The report also discusses whether the other two greenhouse gases emitted by the livestock sector, methane and nitrous oxide, should be seen as more important or less important greenhouse gases. On the one hand, they are more potent per tonne than carbon dioxide, but on the other hand they are less stable and have a shorter lifetime in the atmosphere. That means that measures to reduce methane and nitrous oxide can have quite a big effect in the short term. But if these measures are taken instead of reducing carbon dioxide emissions the effects will be worse in the long run. The sound conclusion reached by the authors is that we are not really in a position where we can pick and choose. More or less all means available should be used to combat climate change.
The report “Grazed and confused” by the Food and Climate Research Network: http://www.fcrn.org.uk/projects/grazed-and-confused
Carbon sequestration – how does it work?
Land-based ecosystems can be a sink of carbon when the pace of CO2 fixation through photosynthesis exceeds respiration and organic matter oxidation. However, if the opposite happens the process will be reversed and the ecosystem will be a source of carbon dioxide. Any carbon sequestrated can easily return to the atmosphere, if land is overgrazed, trees felled, biomass burned, or carbon-rich peat soils are drained or ploughed up.

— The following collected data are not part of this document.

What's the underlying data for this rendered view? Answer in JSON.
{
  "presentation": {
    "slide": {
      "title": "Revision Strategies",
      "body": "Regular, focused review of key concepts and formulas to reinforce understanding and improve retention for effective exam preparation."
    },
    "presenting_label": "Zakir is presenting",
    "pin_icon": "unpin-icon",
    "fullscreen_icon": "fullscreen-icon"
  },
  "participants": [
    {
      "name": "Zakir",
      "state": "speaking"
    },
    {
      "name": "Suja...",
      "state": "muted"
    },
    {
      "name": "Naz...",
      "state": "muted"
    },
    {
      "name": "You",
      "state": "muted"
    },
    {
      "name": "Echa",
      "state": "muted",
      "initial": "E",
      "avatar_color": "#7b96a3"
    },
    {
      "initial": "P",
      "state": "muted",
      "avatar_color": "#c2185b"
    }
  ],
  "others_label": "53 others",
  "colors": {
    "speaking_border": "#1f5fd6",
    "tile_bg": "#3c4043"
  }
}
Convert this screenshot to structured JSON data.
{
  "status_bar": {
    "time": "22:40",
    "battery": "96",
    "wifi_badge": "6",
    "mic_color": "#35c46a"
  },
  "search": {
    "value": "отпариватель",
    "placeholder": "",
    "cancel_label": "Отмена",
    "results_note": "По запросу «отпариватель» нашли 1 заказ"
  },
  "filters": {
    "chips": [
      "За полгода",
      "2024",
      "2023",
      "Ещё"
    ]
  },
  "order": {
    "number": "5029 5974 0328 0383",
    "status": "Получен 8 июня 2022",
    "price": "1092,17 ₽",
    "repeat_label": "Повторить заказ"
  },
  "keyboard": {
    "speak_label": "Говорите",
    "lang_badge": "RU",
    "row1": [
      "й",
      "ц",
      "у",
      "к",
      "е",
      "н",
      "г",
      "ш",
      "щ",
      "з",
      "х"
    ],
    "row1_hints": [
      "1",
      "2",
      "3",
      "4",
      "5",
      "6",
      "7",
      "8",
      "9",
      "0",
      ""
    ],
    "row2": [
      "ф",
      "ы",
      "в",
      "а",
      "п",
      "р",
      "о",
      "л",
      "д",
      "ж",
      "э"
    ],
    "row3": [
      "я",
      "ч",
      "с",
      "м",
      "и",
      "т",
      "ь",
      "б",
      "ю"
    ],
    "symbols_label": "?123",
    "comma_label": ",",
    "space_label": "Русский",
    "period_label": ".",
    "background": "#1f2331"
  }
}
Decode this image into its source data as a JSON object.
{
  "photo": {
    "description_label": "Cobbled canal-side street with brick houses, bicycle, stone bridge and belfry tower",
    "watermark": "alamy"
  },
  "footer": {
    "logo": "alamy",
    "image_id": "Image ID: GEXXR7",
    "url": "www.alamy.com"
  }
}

Another important aspect of carbon sequestration is that the process will reach equilibrium after a while. This happens when the amount of carbon sequestrated equals the amount released through different degradation processes. The equilibrium is different for different ecosystems and if the land use is changed it may take some years, decades or even a century before a new equilibrium is reached. There is a risk of presenting unrealistic figures when the high levels of carbon sequestration that can sometimes be observed when a baseline condition for an ecosystem is altered are extrapolated as a general figure for all similar ecosystems over a long period of time.